先贴下案例源码
import org.apache.spark.SparkConf
import org.apache.spark.streaming.{Durations, StreamingContext}
/**
* 感谢王家林老师的知识分享
* 王家林老师名片:
* 中国Spark第一人
* 新浪微博:http://weibo.com/ilovepains
* 微信公众号:DT_Spark
* 博客:http://blog.sina.com.cn/ilovepains
* 手机:18610086859
* QQ:1740415547
* 邮箱:[email protected]
* YY课堂:每天20:00免费现场授课频道68917580
* 王家林:DT大数据梦工厂创始人、Spark亚太研究院院长和首席专家、大数据培训专家、大数据架构师。
*/
object StreamingWordCountSelfScala {
def main(args: Array[String]) {
val sparkConf = new SparkConf().setMaster("spark://master:7077").setAppName("StreamingWordCountSelfScala")
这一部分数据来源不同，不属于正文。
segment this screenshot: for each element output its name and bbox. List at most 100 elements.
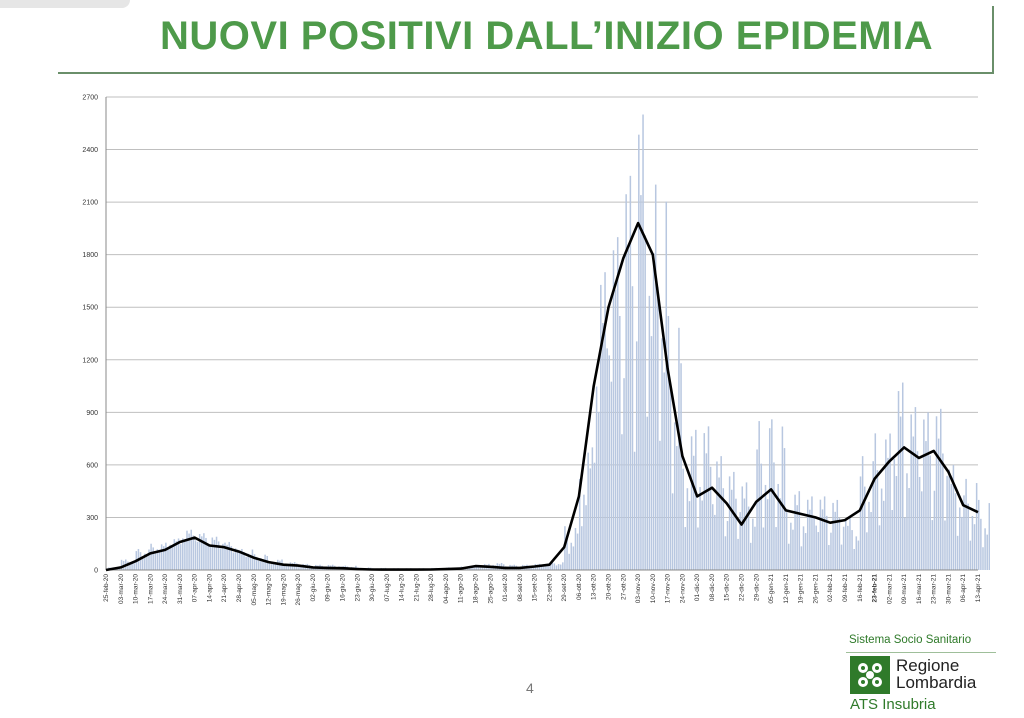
logo-name-line1: Regione <box>896 656 960 675</box>
daily-bar <box>262 559 264 570</box>
daily-bar <box>146 554 148 570</box>
daily-bar <box>885 439 887 570</box>
daily-bar <box>986 534 988 570</box>
x-tick-label: 31-mar-20 <box>177 574 184 604</box>
x-tick-label: 06-ott-20 <box>576 574 583 600</box>
daily-bar <box>800 546 803 570</box>
x-tick-label: 03-mar-20 <box>118 574 125 604</box>
daily-bar <box>718 477 720 570</box>
daily-bar <box>572 546 575 570</box>
daily-bar <box>139 552 142 570</box>
daily-bar <box>880 488 883 570</box>
daily-bar <box>471 566 473 570</box>
daily-bar <box>179 544 182 570</box>
daily-bar <box>118 568 121 570</box>
daily-bar <box>549 562 551 570</box>
daily-bar <box>167 548 169 570</box>
y-tick-label: 1800 <box>82 252 98 259</box>
daily-bar <box>984 528 986 570</box>
x-tick-label: 20-ott-20 <box>606 574 613 600</box>
y-tick-label: 900 <box>86 410 98 417</box>
chart-y-tick-labels: 0 300 600 900 1200 1500 1800 2100 2400 2700 <box>82 95 98 575</box>
x-tick-label: 25-feb-20 <box>103 574 110 602</box>
daily-bar <box>815 525 817 570</box>
daily-bar <box>116 568 119 570</box>
daily-bar <box>910 414 912 570</box>
daily-bar <box>158 550 161 570</box>
x-tick-label: 25-ago-20 <box>487 574 494 604</box>
daily-bar <box>787 543 790 570</box>
daily-bar <box>616 237 619 571</box>
x-tick-label: 19-gen-21 <box>798 574 805 604</box>
x-tick-label: 29-set-20 <box>561 574 568 602</box>
x-tick-label: 30-mar-21 <box>945 574 952 604</box>
x-tick-label: 02-feb-21 <box>827 574 834 602</box>
daily-bar <box>667 315 670 570</box>
daily-bar <box>743 498 746 570</box>
daily-bar <box>194 540 197 570</box>
daily-bar <box>832 502 834 570</box>
daily-bar <box>203 533 205 570</box>
daily-bar <box>606 348 608 570</box>
daily-bar <box>785 512 788 570</box>
x-tick-label: 15-dic-20 <box>724 574 731 601</box>
daily-bar <box>614 289 617 570</box>
daily-bar <box>819 499 822 570</box>
daily-bar <box>236 549 239 570</box>
daily-bar <box>817 532 820 570</box>
logo-divider <box>846 652 996 653</box>
daily-bar <box>224 542 226 570</box>
daily-bar <box>156 549 159 570</box>
daily-bar <box>920 491 923 570</box>
daily-bar <box>954 493 957 570</box>
daily-bar <box>543 566 545 570</box>
daily-bar <box>298 565 300 570</box>
daily-bar <box>773 462 775 570</box>
daily-bar <box>855 536 858 570</box>
daily-bar <box>813 516 815 570</box>
daily-bar <box>638 134 640 571</box>
x-tick-label: 10-nov-20 <box>650 574 657 604</box>
x-tick-label: 28-lug-20 <box>428 574 435 602</box>
x-tick-label: 23-feb-21 <box>872 574 879 603</box>
daily-bar <box>842 526 845 570</box>
daily-bar <box>629 175 632 570</box>
daily-bar <box>150 543 152 570</box>
daily-bar <box>182 538 184 570</box>
daily-bar <box>823 496 826 570</box>
daily-bar <box>684 527 687 570</box>
x-tick-label: 14-apr-20 <box>206 574 213 603</box>
daily-bar <box>975 483 978 570</box>
daily-bar <box>633 451 636 570</box>
daily-bar <box>551 562 554 570</box>
daily-bar <box>247 553 249 570</box>
daily-bar <box>597 411 600 570</box>
x-tick-label: 04-ago-20 <box>443 574 450 604</box>
y-tick-label: 2700 <box>82 95 98 102</box>
daily-bar <box>241 548 243 570</box>
daily-bar <box>258 560 260 570</box>
x-tick-label: 28-apr-20 <box>236 574 243 603</box>
daily-bar <box>555 565 558 570</box>
daily-bar <box>540 564 543 570</box>
daily-bar <box>870 512 872 570</box>
daily-bar <box>285 564 287 570</box>
daily-bar <box>762 527 765 570</box>
daily-bar <box>912 436 915 570</box>
daily-bar <box>868 501 870 570</box>
daily-bar <box>739 512 741 570</box>
x-tick-label: 06-apr-21 <box>960 574 967 603</box>
daily-bar <box>895 476 898 570</box>
daily-bar <box>927 412 929 570</box>
daily-bar <box>904 517 906 570</box>
daily-bar <box>840 544 843 570</box>
daily-bar <box>131 562 133 570</box>
daily-bar <box>982 547 984 570</box>
daily-bar <box>707 426 710 570</box>
daily-bar <box>844 519 847 570</box>
x-tick-label: 05-gen-21 <box>768 574 775 604</box>
daily-bar <box>274 562 277 570</box>
daily-bar <box>834 511 836 570</box>
daily-bar <box>809 509 811 570</box>
daily-bar <box>141 556 144 570</box>
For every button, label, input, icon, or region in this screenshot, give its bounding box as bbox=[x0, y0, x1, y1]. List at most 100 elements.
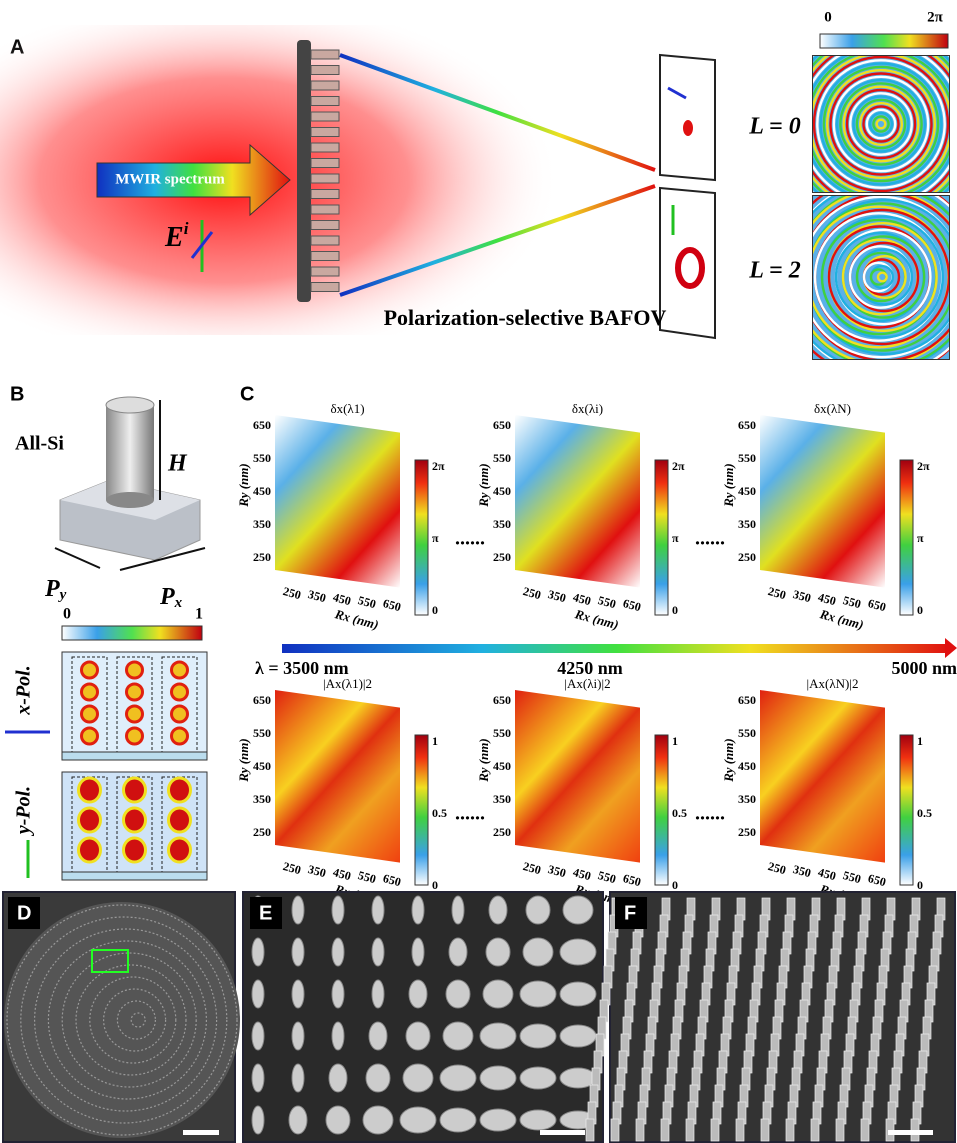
colorbar-label: 0.5 bbox=[672, 806, 687, 820]
field-lobe bbox=[79, 778, 101, 802]
field-lobe bbox=[169, 838, 191, 862]
field-lobe bbox=[127, 706, 143, 722]
meta-atom bbox=[311, 50, 339, 59]
nanopillar bbox=[711, 1119, 719, 1141]
panel-label: D bbox=[17, 902, 31, 924]
y-tick-label: 450 bbox=[253, 484, 271, 498]
meta-atom bbox=[311, 221, 339, 230]
arrow-head bbox=[945, 638, 957, 658]
y-tick-label: 250 bbox=[738, 825, 756, 839]
colorbar-label: 1 bbox=[672, 734, 678, 748]
nanopillar bbox=[440, 1108, 476, 1132]
meta-atom bbox=[311, 252, 339, 261]
nanopillar bbox=[252, 1106, 264, 1134]
y-tick-label: 450 bbox=[493, 759, 511, 773]
meta-atom bbox=[311, 143, 339, 152]
field-lobe bbox=[127, 728, 143, 744]
field-lobe bbox=[124, 808, 146, 832]
nanopillar bbox=[836, 1119, 844, 1141]
x-tick-label: 350 bbox=[792, 587, 813, 605]
x-tick-label: 250 bbox=[767, 584, 788, 602]
x-tick-label: 250 bbox=[282, 859, 303, 877]
x-tick-label: 550 bbox=[842, 868, 863, 886]
y-tick-label: 450 bbox=[738, 484, 756, 498]
map-title: δx(λi) bbox=[572, 401, 603, 416]
map-title: δx(λ1) bbox=[330, 401, 364, 416]
nanopillar bbox=[560, 939, 596, 965]
nanopillar bbox=[523, 938, 553, 966]
heatmap bbox=[275, 415, 400, 588]
nanopillar bbox=[332, 896, 344, 924]
nanopillar bbox=[366, 1064, 390, 1092]
ellipsis: ...... bbox=[455, 528, 485, 550]
pillar bbox=[106, 405, 154, 500]
nanopillar bbox=[332, 938, 344, 966]
field-lobe bbox=[169, 808, 191, 832]
nanopillar bbox=[483, 980, 513, 1008]
panel-label: E bbox=[259, 902, 272, 924]
x-tick-label: 550 bbox=[357, 593, 378, 611]
nanopillar bbox=[480, 1023, 516, 1049]
meta-atom bbox=[311, 267, 339, 276]
nanopillar bbox=[480, 1109, 516, 1131]
wavelength-arrow bbox=[282, 644, 950, 653]
x-tick-label: 250 bbox=[522, 859, 543, 877]
nanopillar bbox=[486, 938, 510, 966]
nanopillar bbox=[412, 938, 424, 966]
y-tick-label: 250 bbox=[738, 550, 756, 564]
field-lobe bbox=[169, 778, 191, 802]
figure: A MWIR spectrum Ei Polarization-selectiv… bbox=[0, 0, 957, 1143]
nanopillar bbox=[372, 980, 384, 1008]
nanopillar bbox=[446, 980, 470, 1008]
field-lobe bbox=[124, 838, 146, 862]
map-title: |Ax(λ1)|2 bbox=[323, 676, 372, 691]
x-tick-label: 250 bbox=[282, 584, 303, 602]
colorbar-label: 0 bbox=[672, 878, 678, 892]
x-tick-label: 450 bbox=[572, 590, 593, 608]
nanopillar bbox=[332, 1022, 344, 1050]
y-tick-label: 650 bbox=[738, 693, 756, 707]
colorbar bbox=[655, 460, 668, 615]
screen bbox=[660, 188, 715, 338]
y-axis-label: Ry (nm) bbox=[236, 463, 251, 507]
y-tick-label: 350 bbox=[493, 517, 511, 531]
substrate bbox=[62, 872, 207, 880]
field-lobe bbox=[127, 684, 143, 700]
field-lobe bbox=[172, 706, 188, 722]
panel-f: F bbox=[586, 892, 955, 1142]
panel-label: F bbox=[624, 902, 636, 924]
colorbar-min: 0 bbox=[63, 606, 71, 623]
x-tick-label: 650 bbox=[867, 871, 888, 889]
scale-bar bbox=[540, 1130, 585, 1135]
x-tick-label: 550 bbox=[597, 868, 618, 886]
x-tick-label: 450 bbox=[572, 865, 593, 883]
nanopillar bbox=[586, 1119, 594, 1141]
panel-b: B All-Si H Py Px 0 1 x-Pol. y-Pol. bbox=[5, 383, 207, 880]
nanopillar bbox=[292, 938, 304, 966]
colorbar-label: 0 bbox=[432, 603, 438, 617]
x-tick-label: 250 bbox=[522, 584, 543, 602]
field-lobe bbox=[82, 684, 98, 700]
y-tick-label: 250 bbox=[493, 825, 511, 839]
lens bbox=[4, 902, 240, 1138]
meta-atom bbox=[311, 81, 339, 90]
nanopillar bbox=[292, 896, 304, 924]
nanopillar bbox=[636, 1119, 644, 1141]
scale-bar bbox=[888, 1130, 933, 1135]
colorbar bbox=[820, 34, 948, 48]
wavelength: 5000 nm bbox=[891, 658, 957, 678]
y-tick-label: 650 bbox=[253, 693, 271, 707]
nanopillar bbox=[526, 896, 550, 924]
y-axis-label: Ry (nm) bbox=[476, 738, 491, 782]
meta-atom bbox=[311, 174, 339, 183]
field-lobe bbox=[79, 838, 101, 862]
metasurface bbox=[297, 40, 311, 302]
nanopillar bbox=[252, 1022, 264, 1050]
nanopillar bbox=[520, 981, 556, 1007]
y-tick-label: 650 bbox=[253, 418, 271, 432]
nanopillar bbox=[560, 982, 596, 1006]
y-tick-label: 650 bbox=[493, 693, 511, 707]
x-tick-label: 650 bbox=[382, 596, 403, 614]
period-x-label: Px bbox=[159, 584, 183, 612]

val ssc = new StreamingContext(sparkConf, Durations.seconds(5)) // 每5秒收割一次数据
val lines = ssc.socketTextStream("localhost", 9999) // 监听 本地9999 socket 端口
val words = lines.flatMap(_.split(" ")).map((_, 1)).reduceByKey(_ + _) // flat map 后 reduce
words.print() // 打印结果
ssc.start() // 启动
ssc.awaitTermination()
ssc.stop(true)
}
}
上文已经从源码分析了InputDStream实例化过程,下一步是
val words = lines.flatMap(_.split(" ")).map((_, 1)).reduceByKey(_ + _) // flat map 后 reduce
源码钻进去
// DStream.scala line 561
/**
* Return a new DStream by applying a function to all elements of this DStream,
* and then flattening the results
*/
def flatMap[U: ClassTag](flatMapFunc: T => Traversable[U]): DStream[U] = ssc.withScope {
new FlatMappedDStream(this, context.sparkContext.clean(flatMapFunc))
}
进入FlatMappedDStream.scala
// FlatMappedDStream.scala line 24
private[streaming]
class FlatMappedDStream[T: ClassTag, U: ClassTag](
parent: DStream[T],
flatMapFunc: T => Traversable[U]
) extends DStream[U](parent.ssc) {
// 很关键,这里设置了依赖是传入的parent,也就是DStream。本例中,就是SocketInputDStream
// 这里是有依赖的parent,且只有一个。
override def dependencies: List[DStream[_]] = List(parent)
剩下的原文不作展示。